I have no formal fight training, but I appreciate that training teaches discipline. Kids who learn self-control are more likely to stay out of fights than kids who don’t. A few months ago, I became interested in Verbal Judo, as espoused by the late English professor-turned-cop George “Rhino” Thompson. In short, Verbal Judo teaches you to maintain a professional face, to deflect verbal abuse with language that defuses conflict and elicits cooperation from others. I’ve found Thompson’s strategies more effective than just instinctively speaking my mind.
Before I discovered Verbal Judo, I had more than ten years experience moderating discussion lists. In the heyday of discussion lists, most communication over the Internet was written, from e-mail to instant messages. While the cloak of cyberspace can make people bolder than they are in person, and moderators especially can latch onto the feeling of power, writing has always calmed me and helped me think logically.

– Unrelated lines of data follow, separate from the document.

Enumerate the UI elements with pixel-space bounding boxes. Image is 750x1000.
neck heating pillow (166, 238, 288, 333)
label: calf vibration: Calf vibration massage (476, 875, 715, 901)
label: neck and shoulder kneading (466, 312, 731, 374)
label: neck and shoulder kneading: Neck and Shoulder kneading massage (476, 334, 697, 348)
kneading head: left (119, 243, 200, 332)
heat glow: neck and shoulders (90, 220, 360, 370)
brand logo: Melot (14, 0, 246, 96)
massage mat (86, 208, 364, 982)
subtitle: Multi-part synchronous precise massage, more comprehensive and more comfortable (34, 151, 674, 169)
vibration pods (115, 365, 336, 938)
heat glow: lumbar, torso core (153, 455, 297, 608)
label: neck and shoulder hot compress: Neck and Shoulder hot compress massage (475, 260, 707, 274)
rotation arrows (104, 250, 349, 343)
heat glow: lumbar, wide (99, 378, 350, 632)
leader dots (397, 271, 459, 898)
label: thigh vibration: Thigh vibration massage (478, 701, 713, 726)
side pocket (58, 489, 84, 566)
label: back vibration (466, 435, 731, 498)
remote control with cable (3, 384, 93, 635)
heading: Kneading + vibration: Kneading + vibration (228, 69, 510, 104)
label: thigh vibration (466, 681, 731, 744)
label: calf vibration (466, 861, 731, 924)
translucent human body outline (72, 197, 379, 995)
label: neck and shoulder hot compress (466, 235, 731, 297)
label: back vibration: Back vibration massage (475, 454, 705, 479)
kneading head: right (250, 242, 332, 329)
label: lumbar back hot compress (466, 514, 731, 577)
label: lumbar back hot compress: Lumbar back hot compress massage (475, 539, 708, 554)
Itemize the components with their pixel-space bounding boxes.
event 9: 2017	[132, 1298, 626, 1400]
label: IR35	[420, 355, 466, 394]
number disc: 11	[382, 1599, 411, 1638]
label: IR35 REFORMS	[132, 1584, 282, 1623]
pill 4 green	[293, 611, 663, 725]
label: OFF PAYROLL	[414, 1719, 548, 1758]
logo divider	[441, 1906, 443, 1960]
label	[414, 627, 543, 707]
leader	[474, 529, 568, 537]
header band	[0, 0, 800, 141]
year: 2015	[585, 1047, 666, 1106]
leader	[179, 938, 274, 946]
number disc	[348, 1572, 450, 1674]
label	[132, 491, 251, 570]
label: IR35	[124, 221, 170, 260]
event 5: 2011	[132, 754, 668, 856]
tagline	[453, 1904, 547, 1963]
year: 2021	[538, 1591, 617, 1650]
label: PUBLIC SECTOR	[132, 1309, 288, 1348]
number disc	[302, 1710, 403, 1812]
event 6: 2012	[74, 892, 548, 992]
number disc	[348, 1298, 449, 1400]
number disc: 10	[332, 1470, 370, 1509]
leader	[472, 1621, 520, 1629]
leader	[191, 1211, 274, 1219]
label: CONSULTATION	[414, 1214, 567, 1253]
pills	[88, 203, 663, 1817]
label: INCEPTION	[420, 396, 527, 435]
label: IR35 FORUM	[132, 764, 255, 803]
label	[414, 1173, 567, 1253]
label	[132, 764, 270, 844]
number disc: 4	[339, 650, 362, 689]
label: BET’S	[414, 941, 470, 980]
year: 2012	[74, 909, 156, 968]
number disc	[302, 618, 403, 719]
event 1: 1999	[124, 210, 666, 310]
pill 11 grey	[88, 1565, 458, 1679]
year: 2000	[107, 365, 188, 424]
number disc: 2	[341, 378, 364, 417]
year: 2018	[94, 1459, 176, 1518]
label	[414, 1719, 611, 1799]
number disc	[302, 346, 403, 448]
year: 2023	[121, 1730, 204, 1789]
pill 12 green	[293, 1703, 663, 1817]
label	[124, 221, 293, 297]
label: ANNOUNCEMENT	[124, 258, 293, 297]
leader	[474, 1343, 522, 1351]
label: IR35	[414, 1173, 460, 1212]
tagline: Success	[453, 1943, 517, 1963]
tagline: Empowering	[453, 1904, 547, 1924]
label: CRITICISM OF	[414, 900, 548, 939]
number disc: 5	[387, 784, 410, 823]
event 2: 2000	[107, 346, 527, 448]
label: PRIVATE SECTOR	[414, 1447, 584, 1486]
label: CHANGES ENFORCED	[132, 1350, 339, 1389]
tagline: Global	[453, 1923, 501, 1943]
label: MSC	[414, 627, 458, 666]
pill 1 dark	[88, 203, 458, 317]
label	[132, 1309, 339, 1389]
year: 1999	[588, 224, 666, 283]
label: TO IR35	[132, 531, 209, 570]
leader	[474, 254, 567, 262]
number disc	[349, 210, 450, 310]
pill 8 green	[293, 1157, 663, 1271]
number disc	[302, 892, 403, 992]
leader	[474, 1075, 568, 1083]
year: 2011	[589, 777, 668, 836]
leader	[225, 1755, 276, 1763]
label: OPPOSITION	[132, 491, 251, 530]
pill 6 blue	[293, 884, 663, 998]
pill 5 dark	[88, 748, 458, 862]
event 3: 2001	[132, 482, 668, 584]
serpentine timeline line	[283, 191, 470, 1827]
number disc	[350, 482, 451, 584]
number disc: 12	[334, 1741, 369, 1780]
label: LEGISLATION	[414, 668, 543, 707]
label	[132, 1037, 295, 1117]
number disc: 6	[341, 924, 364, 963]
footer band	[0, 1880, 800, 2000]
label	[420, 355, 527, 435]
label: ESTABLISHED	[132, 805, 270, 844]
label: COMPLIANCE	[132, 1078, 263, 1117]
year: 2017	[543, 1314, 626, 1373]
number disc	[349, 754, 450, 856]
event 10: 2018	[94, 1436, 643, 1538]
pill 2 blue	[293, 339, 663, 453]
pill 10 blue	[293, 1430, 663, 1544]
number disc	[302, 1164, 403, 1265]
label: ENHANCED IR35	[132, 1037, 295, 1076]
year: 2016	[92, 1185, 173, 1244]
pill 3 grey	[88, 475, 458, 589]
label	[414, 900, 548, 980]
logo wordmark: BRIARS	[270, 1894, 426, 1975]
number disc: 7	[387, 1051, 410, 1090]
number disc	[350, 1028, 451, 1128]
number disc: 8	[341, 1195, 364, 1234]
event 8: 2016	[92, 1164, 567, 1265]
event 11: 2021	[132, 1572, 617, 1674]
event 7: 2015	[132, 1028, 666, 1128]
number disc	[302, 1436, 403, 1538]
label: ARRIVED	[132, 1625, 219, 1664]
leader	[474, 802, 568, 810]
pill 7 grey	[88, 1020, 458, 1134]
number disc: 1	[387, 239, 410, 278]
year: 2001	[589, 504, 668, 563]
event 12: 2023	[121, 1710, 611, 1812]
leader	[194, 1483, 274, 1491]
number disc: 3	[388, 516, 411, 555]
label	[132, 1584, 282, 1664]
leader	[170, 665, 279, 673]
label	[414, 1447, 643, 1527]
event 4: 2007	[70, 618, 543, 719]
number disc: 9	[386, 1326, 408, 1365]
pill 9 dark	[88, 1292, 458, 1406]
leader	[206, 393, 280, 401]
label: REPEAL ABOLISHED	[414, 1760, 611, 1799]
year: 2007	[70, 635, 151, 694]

I don't lord over members of my lists. I start discussion and step back once things are rolling.
In 2008, I was elected president of the Short Mystery Fiction Society, a list of more than a thousand members, the most vocal of whom were strong personalities, sometimes making it difficult for different voices to be heard. I came in with a plan in writing to address what I saw as the most prevalent problems. This was met with backlash as the members felt I was forcing policy down their throats, even as my plan was open to discussion/group vote.
In the end, I solved the problem of list discipline by stepping back. I realized, with such a large list, it was impractical to step in as the arbiter of all disputes. Instead, I recommended that the individual members take responsibility for their behavior, including behavior that might lead to disputes. I would later learn that raising people's expectations of themselves is one of the goals of Verbal Judo.
I stepped down in 2010, after one term, though many members wanted me to run again. I didn't see what else I could do for the group. New ideas were needed, and I knew the truest test of what I accomplished would come after my time in office.